Our position is that no amount of check and balances, or thrice a year audits will fix the problem, what is needed is a clear political will on the part of the Government to enforce those checks and balances. Unfortunately time and again, the Government has failed this crucial litmus test on accountability.

I would like to know who is correct in the K-Pop concert debacle – the Auditor General and the present Youth and Sports Minister Khairy Jamaluddin who claimed that the Ministry had to eventually pay for the concert; or Khairy’s predecessor Ahmad Shabery Cheek who claimed that it was funded from sponsors through the Majlis Sukan Negara account? Shabery went as far as to claim that the Auditor General was lazy in preparing the report.

Is Khairy is ready to assure the Malaysian public, that his Ministry will no longer be caught incurring questionable transactions for the 2013 Audit which will be released in 2014 especially so in the periods after May 2013, when he was appointed Minister.

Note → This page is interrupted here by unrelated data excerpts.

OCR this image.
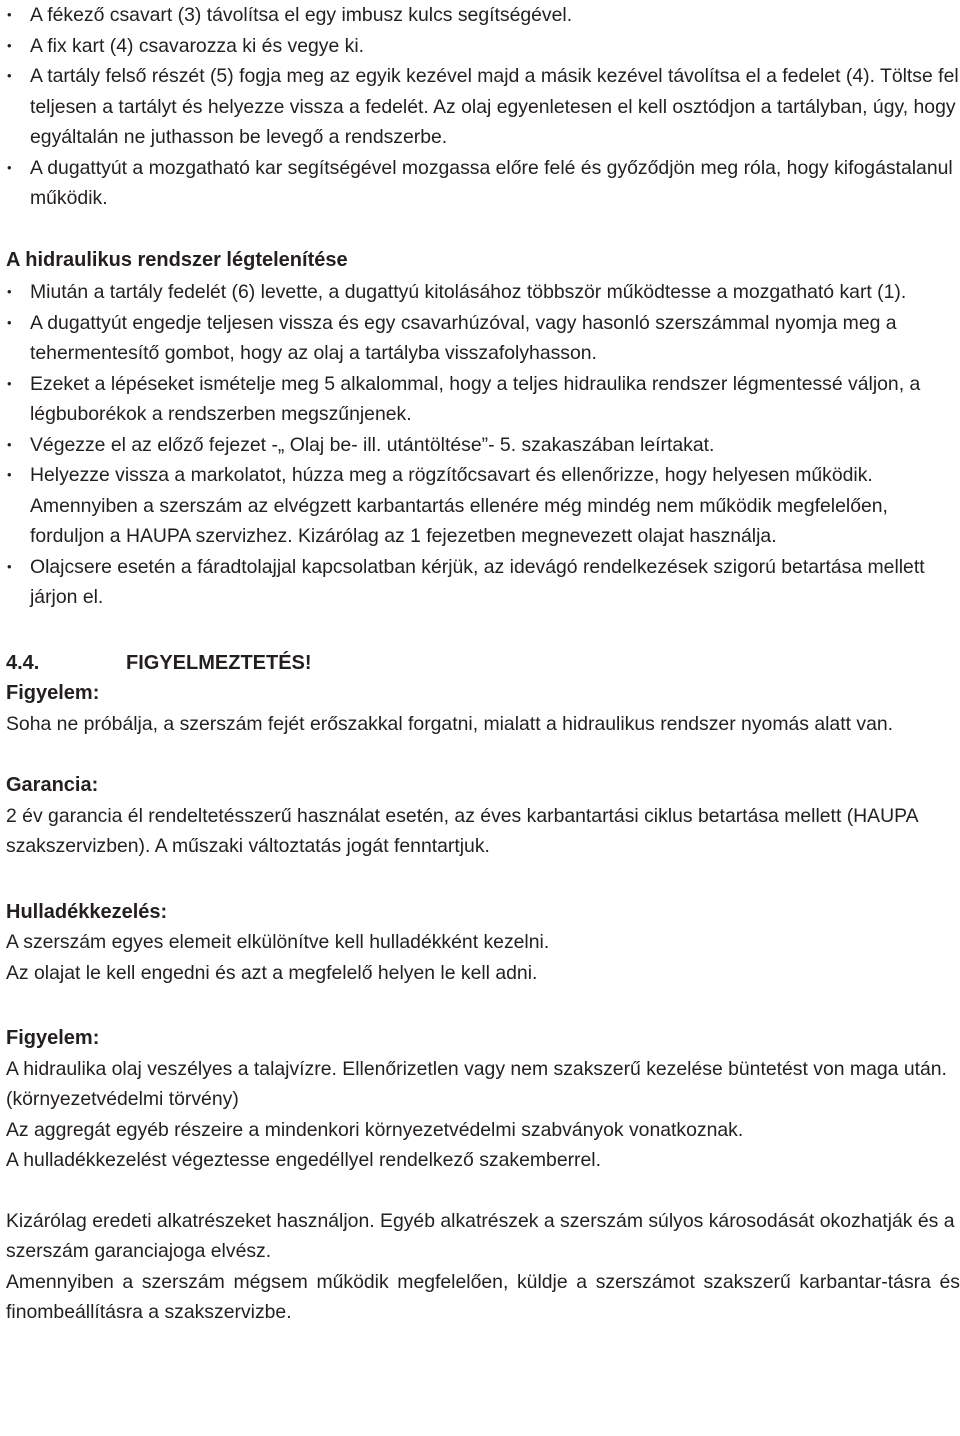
• A fékező csavart (3) távolítsa el egy imbusz kulcs segítségével.
• A fix kart (4) csavarozza ki és vegye ki.
• A tartály felső részét (5) fogja meg az egyik kezével majd a másik kezével távolítsa el a fedelet (4). Töltse fel teljesen a tartályt és helyezze vissza a fedelét. Az olaj egyenletesen el kell osztódjon a tartályban, úgy, hogy egyáltalán ne juthasson be levegő a rendszerbe.
• A dugattyút a mozgatható kar segítségével mozgassa előre felé és győződjön meg róla, hogy kifogástalanul működik.
A hidraulikus rendszer légtelenítése
• Miután a tartály fedelét (6) levette, a dugattyú kitolásához többször működtesse a mozgatható kart (1).
• A dugattyút engedje teljesen vissza és egy csavarhúzóval, vagy hasonló szerszámmal nyomja meg a tehermentesítő gombot, hogy az olaj a tartályba visszafolyhasson.
• Ezeket a lépéseket ismételje meg 5 alkalommal, hogy a teljes hidraulika rendszer légmentessé váljon, a légbuborékok a rendszerben megszűnjenek.
• Végezze el az előző fejezet -„ Olaj be- ill. utántöltése”- 5. szakaszában leírtakat.
• Helyezze vissza a markolatot, húzza meg a rögzítőcsavart és ellenőrizze, hogy helyesen működik. Amennyiben a szerszám az elvégzett karbantartás ellenére még mindég nem működik megfelelően, forduljon a HAUPA szervizhez. Kizárólag az 1 fejezetben megnevezett olajat használja.
• Olajcsere esetén a fáradtolajjal kapcsolatban kérjük, az idevágó rendelkezések szigorú betartása mellett járjon el.
4.4.	FIGYELMEZTETÉS!

Figyelem:

Soha ne próbálja, a szerszám fejét erőszakkal forgatni, mialatt a hidraulikus rendszer nyomás alatt van.

Garancia:

2 év garancia él rendeltetésszerű használat esetén, az éves karbantartási ciklus betartása mellett (HAUPA szakszervizben). A műszaki változtatás jogát fenntartjuk.

Hulladékkezelés:

A szerszám egyes elemeit elkülönítve kell hulladékként kezelni.

Az olajat le kell engedni és azt a megfelelő helyen le kell adni.

Figyelem:

A hidraulika olaj veszélyes a talajvízre. Ellenőrizetlen vagy nem szakszerű kezelése büntetést von maga után. (környezetvédelmi törvény)

Az aggregát egyéb részeire a mindenkori környezetvédelmi szabványok vonatkoznak.

A hulladékkezelést végeztesse engedéllyel rendelkező szakemberrel.

Kizárólag eredeti alkatrészeket használjon. Egyéb alkatrészek a szerszám súlyos károsodását okozhatják és a szerszám garanciajoga elvész.

Amennyiben a szerszám mégsem működik megfelelően, küldje a szerszámot szakszerű karbantar-tásra és finombeállításra a szakszervizbe.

The wisdom of spending RM 67.61 million of taxpayers’ money on a single event such as the Hari Belia Negara 2012 is indeed questionable, when its long-term positive impact on Malaysian youth is at best debatable. How much of that money actually directly impacts the Malaysian youth it is purported to benefit, and how much in reality goes to the event management company that organised the event.

The reality is that RM 67.61 million can be better used for the long term betterment and benefits of young people in Malaysia. The money can be spent on sports facilities, self empowerment and betterment programs and other similarly impactful initiatives which have the potential to leave a lasting legacy amongst the youth.

While the Auditor General’s Report may cast a light on wastefulness and systemic failures, it is also a good opportunity for the Government to reflect upon its policy choices and its impact on ordinary Malaysians.